Western blotting of spore extracts probed with rabbit polyclonal antiserum against rBclA (left), rBxpB (middle), and rExsFB (right). Strain designations of the spore extracts are indicated above the image of the blot. The bottom panels are from the high-molecular-weight region of the blots from a shorter exposure time of a comparable gel. The arrows in the bottom anti-BclA and the anti-BxpB panels indicate the position of the reactive species in the ΔcotY ΔexsY spore extract lane, which migrate differently from the high-MW complexes seen in the extracts from the single-mutant spores.

FIG 8

Assembly of the outer basal layer in the absence of the ExsY-CotY layer. (A) Spores from a triple null mutant of B. anthracis that lack CotE, CotY, and ExsY were reacted with anti-BclA, anti-BxpB, and anti-ExsFB antiserum. Fluorescent, bright-field, and merged images are shown. Red arrows in the bright-field image indicate positions of the putative basal layer casings that reacted with the antiserum. Blue arrows denote spores that reacted with the antiserum. (B) Transmission electron micrographs of the spore preparations from the cotE cotY exsY triple deletion mutant illustrating the presence of the empty vesicles (examples indicated with purple arrows). (C) Western blotting of spore extracts probed sequentially with antiserum directed against rBclA, rBxpB, and rExsFB.

FIG 9

Bacterial two-hybrid analysis of BxpB and ExsFB interactions. β-Galactosidase assays were conducted in E. coli bearing compatible plasmids harboring the T18 and T25 adenylate cyclase domains (44). The fusions were to BxpB (designated B) and ExsFB (designated EF). B-T25 signifies a BxpB fusion with the T25 domain fused at its C terminus, whereas T18-EF indicates ExsFB with the T18 domain fused at its N terminus.

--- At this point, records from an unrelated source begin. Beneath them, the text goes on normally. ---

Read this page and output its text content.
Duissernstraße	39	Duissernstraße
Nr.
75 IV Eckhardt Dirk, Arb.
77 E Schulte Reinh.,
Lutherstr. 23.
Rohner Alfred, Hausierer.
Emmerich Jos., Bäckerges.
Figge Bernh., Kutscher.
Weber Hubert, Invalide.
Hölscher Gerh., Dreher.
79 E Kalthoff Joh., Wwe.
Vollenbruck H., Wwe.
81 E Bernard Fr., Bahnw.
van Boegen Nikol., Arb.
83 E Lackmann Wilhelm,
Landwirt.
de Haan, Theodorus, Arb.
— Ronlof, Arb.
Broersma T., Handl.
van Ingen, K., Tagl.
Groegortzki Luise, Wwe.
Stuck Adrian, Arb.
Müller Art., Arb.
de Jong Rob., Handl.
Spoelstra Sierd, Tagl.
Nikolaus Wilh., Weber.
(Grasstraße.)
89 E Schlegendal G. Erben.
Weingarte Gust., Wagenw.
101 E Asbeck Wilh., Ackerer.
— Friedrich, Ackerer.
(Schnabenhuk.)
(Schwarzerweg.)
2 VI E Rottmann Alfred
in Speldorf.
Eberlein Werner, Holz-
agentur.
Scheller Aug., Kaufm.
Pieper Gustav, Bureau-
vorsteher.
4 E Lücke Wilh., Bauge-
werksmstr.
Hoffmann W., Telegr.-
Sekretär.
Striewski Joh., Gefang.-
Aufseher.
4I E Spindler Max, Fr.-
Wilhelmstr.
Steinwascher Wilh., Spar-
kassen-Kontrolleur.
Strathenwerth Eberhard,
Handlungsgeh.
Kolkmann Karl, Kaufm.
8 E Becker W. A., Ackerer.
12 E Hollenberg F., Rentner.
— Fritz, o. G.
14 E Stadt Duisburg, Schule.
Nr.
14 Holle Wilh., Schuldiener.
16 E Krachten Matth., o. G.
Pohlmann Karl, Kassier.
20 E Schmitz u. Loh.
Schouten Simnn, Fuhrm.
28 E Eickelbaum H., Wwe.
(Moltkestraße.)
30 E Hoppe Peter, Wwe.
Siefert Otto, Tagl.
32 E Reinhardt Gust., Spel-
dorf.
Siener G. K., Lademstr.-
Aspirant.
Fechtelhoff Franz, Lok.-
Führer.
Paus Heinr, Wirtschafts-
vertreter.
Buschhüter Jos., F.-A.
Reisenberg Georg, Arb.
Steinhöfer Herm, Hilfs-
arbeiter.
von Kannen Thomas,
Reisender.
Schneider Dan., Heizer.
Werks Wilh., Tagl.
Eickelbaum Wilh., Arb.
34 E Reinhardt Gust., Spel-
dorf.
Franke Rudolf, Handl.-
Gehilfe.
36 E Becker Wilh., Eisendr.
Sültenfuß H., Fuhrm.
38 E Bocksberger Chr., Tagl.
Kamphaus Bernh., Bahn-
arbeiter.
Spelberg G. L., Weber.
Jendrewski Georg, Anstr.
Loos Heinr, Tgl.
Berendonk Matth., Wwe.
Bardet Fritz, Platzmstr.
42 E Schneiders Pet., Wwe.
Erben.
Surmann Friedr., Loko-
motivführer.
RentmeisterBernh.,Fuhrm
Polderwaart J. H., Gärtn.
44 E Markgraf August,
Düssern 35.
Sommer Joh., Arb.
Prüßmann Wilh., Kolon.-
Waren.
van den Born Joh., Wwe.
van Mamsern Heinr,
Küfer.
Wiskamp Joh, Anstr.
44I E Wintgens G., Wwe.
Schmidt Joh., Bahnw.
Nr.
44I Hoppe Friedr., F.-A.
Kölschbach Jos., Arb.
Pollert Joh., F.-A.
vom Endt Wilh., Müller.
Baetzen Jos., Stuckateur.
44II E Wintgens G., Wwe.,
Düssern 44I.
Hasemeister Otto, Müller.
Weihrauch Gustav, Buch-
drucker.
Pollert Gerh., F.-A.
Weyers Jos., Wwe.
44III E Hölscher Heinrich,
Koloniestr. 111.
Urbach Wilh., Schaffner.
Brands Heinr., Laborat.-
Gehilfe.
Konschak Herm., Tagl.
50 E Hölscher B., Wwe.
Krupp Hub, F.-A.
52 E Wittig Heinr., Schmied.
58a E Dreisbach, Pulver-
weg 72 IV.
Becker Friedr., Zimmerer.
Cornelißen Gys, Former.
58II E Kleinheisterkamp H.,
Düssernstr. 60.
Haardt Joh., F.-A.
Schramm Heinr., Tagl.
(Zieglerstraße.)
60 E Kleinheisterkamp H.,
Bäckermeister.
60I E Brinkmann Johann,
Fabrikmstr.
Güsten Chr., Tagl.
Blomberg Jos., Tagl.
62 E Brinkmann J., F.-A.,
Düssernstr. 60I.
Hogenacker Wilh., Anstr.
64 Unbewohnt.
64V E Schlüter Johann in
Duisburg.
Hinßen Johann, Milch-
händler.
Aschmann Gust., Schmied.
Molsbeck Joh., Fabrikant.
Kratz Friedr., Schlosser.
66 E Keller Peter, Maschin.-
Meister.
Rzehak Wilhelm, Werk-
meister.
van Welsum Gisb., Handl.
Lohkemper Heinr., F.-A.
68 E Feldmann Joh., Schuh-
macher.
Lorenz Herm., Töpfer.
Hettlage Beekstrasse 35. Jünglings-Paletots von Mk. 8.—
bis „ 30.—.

The positive control (+) was a strain containing plasmids with the zip sequence fused to each of the adenylate cyclase domains (44), and the negative control (−) was a strain bearing two fusions with B. anthracis proteins that we have shown not to be interactive in this assay (the exosporium protein ExsY and a putative nucleotide sugar dehydrogenase subfamily protein encoded on the pXO1 plasmid; locus tag AW20_5669). β-Galactosidase activity is expressed in Miller units. Controls are shown as gray bars, BxpB-BxpB interactions as blue bars, ExsFB-ExsFB as red bars, and BxpB-ExsFB as blue-and-red checkerboard bars. The error bars signify the standard deviation of ≥3 independent assays. An asterisk denotes the statistical significance (P < 0.05) for the sample relative to the negative control.

FIG 10

Western blotting of recombinant BxpB and ExsFB isolated from E. coli and stored in PBS. (A) rBxpB incubated at 4°C (lane 1) and −80°C (lane 2) overnight was subjected to SDS-PAGE, transferred to immobilon filters, and probed sequentially with anti-6×His tag and anti-rBxpB antisera. (B) His-tagged BxpB and ExsFB were purified from E. coli and incubated in PBS at 4°C for 2 weeks. The samples were subjected to SDS-PAGE and blotted with anti-His tag antiserum. Positions of faint bands are denoted by an asterisk. (C) BxpB sample prepared by a different author in a different year, indicative of the reproducibility of this process.